Former local radio station in Leicester, England

Centre Radio (officially known as Leicester and Leicestershire Local Radio plc) was the first independent local radio station to serve Leicestershire. It was based at Granville House, Leicester, England. The medium wave transmission was from Freemen's Common which was subsequently used by Leicester Sound and now Sabras Radio. The FM transmission was from Billesdon.

==History==

Centre Radio was launched on 7 September 1981 in a blaze of publicity and was broadcast on 97.1 MHz on the VHF FM waveband in stereo and on 1260 kHz on the medium wave band (238 metres in wavelength). Several adverts were placed in the Leicester Mercury, and the station's presenters appeared at many local events preceding the launch. To build people's interest further, one of their more famous DJs, Timmy Mallett would often rollerskate up and down London Road. Mallett presented the first breakfast show with multi-coloured hair, dressed in a dinner jacket and a bowtie which was filmed for a BBC documentary.

Other presenters on Centre Radio included Tony Cook, Jay Cooper, Mark Hurrell, Alan West, John Evington, Mark Williams and Kenny Hague.

In September 1983, financial problems caused by the recession and alleged overspending setting up the premises hit the fledgling station hard, but attracting listeners also proved difficult. BBC Radio Leicester had been on air since 1967, and many listeners stayed loyal to the BBC. On 5 October 1983, the former managing director of Centre Radio, Geoffrey Pointon, made an offer to take over Centre Radio under a consortium called Crestnote. Although Pointon’s rescue bid had widespread support from both the board and the National Union of Journalists, the Independent Broadcasting Authority (IBA) blocked it, because they felt the structure of the company that owned Centre Radio would change to such an extent that Centre Radio would have to reapply for the licence.

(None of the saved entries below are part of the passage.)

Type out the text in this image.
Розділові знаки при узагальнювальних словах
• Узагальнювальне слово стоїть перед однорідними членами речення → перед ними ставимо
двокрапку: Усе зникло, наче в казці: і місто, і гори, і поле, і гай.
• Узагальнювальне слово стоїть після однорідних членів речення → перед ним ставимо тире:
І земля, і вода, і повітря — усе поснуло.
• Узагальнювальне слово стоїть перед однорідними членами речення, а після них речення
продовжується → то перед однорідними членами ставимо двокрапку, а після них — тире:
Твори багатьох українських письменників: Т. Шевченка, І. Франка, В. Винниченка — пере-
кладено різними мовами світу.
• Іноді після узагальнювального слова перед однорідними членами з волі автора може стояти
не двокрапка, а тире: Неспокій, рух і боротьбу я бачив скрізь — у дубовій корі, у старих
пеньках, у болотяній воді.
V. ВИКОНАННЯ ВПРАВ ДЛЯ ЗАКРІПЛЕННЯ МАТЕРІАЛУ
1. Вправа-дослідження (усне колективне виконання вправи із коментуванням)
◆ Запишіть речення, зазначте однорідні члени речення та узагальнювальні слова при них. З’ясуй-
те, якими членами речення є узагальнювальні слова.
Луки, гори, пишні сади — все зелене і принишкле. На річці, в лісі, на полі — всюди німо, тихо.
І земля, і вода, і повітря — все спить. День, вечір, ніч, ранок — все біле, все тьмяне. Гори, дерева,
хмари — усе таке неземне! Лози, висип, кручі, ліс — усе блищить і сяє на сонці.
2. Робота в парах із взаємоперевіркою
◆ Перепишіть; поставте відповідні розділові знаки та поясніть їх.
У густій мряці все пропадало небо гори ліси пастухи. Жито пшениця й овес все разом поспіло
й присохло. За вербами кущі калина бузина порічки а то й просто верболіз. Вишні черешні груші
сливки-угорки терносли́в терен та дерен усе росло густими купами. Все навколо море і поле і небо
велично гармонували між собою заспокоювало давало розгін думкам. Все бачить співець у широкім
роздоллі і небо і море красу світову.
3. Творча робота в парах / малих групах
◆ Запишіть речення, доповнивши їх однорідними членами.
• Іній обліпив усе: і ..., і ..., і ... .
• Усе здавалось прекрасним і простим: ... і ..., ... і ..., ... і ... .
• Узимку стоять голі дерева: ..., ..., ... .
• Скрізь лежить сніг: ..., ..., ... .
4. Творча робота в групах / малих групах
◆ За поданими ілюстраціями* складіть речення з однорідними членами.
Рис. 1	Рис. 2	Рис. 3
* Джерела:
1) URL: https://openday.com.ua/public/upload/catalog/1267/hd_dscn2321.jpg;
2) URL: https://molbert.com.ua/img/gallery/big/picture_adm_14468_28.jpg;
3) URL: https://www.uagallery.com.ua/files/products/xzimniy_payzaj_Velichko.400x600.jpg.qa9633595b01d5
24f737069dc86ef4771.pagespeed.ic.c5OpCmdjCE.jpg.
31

In response to the IBA’s rejection of Pointon’s bid, Centre Radio announced on the following day (6 October) that it would cease trading, appointing Ernst & Whinney as its liquidators: regular programming ended at 1pm with the playing of Paul Young's "Come Back and Stay", followed by a short news bulletin read by Tony Cook (Centre's head of news) announcing the station's closure. This was followed by continuous music until 5.30pm, when Diana Ross's "The Boss" faded into a final closing announcement.

The station's licence was re-advertised and awarded to Radio Trent, which commenced broadcasting as Leicester Sound on 7 September 1984. Leicester Sound later merged with their owner (since renamed to Trent FM) and Ram FM in January 2011 to form the regional station Capital FM East Midlands, based in Nottingham, with regional programming ending on Friday 5 April 2019.